Residuos sanitarios. Clasificación.

Hoy vamos a hablar de los diferentes contenedores que puede llegar a haber en un hospital. No, no son para tirar las cosas en el cubo que más te guste, cada uno tiene su función. 

Los residuos sanitarios son los generados en cualquier establecimiento o servicio en el que se desarrollen actividades de atención a la salud humana. La clasificación de dichos residuos es la siguiente: 

  1. Clase I. Residuos sólidos urbanos (RSU): no plantean exigencias especiales en su gestión.
    • Cartón, papel, residuos de cocinas, bares, comedores y aquellos procedentes de pacientes no infecciosos. 
  2. Clase II. Residuos sanitarios asimilables a urbanos (RSAU): necesitan medidas de prevención en su manipulación, recogida, almacenamiento y transporte, solo en el ámbito sanitario. 
    • Material de curas, yesos, ropa, secreciones y excreciones, material contaminado con sangre de un solo uso, bolsas vacías de orina, sondas vesicales, nasogástricas...
  3. Clase III. Residuos sanitarios biológicos especiales (RSBE): necesitan medidas de prevención en su manipulación, recogida, almacenamiento y transporte, tanto fuera como dentro del centro sanitario, ya que puede acarrear riesgos para la salud pública y laboral.
    • Clase III A: infecciosos, cultivos y reservas de agentes infecciosos, residuos de animales infecciosos o inoculados con agentes infecciosos, filtros de diálisis de pacientes portadores de VIH/SIDA y de hepatitis B, C, líquidos corporales, sangre y hemoderivados, residuos cortantes y punzantes.
    • Clase III B: residuos anatómicos humanos sin entidad, residuos procedentes de la actividad sanitaria de pacientes afectados por la enfermedad de Creutzfedt-Jacob o de sus variantes, residuos citostáticos...
  4. Clase IV. Residuos tipificados en normativas singulares: su gestión requiere un tratamiento especial desde el punto de vista higiénico y medioambiental.
    • Residuos químicos, radiológicos, de laboratorios, medicamentos caducados, productos veterinarios, cadáveres y restos anatómicos con entidad, aceites minerales y sintéticos...

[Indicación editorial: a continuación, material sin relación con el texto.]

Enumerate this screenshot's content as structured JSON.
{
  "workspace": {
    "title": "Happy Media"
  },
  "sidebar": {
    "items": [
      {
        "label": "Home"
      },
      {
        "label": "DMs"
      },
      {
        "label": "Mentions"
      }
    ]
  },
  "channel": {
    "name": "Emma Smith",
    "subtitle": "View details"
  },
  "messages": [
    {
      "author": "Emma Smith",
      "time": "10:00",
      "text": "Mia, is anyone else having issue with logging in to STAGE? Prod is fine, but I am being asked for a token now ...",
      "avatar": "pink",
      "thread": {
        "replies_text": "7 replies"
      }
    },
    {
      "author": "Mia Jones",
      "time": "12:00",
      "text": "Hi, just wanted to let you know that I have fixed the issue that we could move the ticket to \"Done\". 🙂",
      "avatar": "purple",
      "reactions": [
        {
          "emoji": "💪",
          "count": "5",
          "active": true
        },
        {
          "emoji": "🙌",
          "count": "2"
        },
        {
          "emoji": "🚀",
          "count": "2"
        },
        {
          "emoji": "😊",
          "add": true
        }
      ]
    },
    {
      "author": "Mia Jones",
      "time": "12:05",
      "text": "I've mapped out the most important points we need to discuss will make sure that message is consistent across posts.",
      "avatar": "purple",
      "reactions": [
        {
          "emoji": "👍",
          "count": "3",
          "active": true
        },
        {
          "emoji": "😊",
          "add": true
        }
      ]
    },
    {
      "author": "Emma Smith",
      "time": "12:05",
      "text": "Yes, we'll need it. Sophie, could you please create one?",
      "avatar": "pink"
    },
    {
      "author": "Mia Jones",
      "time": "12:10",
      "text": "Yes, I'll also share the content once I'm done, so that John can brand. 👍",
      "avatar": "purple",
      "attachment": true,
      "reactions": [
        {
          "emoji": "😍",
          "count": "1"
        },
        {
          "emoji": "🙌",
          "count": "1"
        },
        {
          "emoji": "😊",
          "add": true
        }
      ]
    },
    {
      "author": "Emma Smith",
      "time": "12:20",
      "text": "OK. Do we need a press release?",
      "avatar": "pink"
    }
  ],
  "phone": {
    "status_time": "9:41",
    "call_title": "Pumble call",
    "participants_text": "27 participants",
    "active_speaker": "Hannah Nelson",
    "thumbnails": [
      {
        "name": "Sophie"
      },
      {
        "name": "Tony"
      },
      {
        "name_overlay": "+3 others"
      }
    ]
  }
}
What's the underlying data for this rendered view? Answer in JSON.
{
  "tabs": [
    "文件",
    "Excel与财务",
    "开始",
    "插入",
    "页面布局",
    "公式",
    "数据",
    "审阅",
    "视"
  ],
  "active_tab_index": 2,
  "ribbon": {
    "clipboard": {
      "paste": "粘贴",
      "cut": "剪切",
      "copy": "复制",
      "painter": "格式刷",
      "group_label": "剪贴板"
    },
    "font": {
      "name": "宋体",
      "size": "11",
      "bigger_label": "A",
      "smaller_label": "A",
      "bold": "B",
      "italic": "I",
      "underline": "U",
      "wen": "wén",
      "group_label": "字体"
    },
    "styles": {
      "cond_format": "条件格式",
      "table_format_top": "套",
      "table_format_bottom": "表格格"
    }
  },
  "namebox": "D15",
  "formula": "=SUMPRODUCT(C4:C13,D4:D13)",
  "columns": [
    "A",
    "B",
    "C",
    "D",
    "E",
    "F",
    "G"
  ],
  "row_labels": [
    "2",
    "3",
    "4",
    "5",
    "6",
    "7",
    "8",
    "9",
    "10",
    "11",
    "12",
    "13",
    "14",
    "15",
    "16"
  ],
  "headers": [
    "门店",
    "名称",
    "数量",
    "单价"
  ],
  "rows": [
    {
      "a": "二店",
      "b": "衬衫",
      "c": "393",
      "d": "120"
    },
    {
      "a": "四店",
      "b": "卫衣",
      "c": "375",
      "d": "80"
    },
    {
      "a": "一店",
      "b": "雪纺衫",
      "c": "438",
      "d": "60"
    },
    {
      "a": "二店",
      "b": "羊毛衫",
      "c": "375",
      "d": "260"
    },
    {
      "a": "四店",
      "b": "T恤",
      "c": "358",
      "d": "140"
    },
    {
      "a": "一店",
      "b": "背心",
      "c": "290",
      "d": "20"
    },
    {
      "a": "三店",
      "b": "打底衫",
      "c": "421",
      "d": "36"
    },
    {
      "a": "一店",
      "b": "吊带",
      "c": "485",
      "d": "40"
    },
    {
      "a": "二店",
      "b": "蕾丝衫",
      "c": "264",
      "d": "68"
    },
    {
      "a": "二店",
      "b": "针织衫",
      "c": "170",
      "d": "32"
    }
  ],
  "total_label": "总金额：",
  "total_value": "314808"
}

Los residuos de los grupos II y III deben recogerse en bolsas/recipientes que cumplan las siguientes características:
  • Opacidad
  • Estanqueidad total
  • Asepsia en su exterior
  • Resistentes
  • Cierre hermético
  • Volumen no superior a 70L
Los residuos del grupo I deben tirarse en bolsas negras. 
Los del grupo II, en bolsas verdes.
Los del grupo III, en contenedores rígidos de color amarillo. 
Por último, los del grupo IV, en contenedores rígidos de color azul.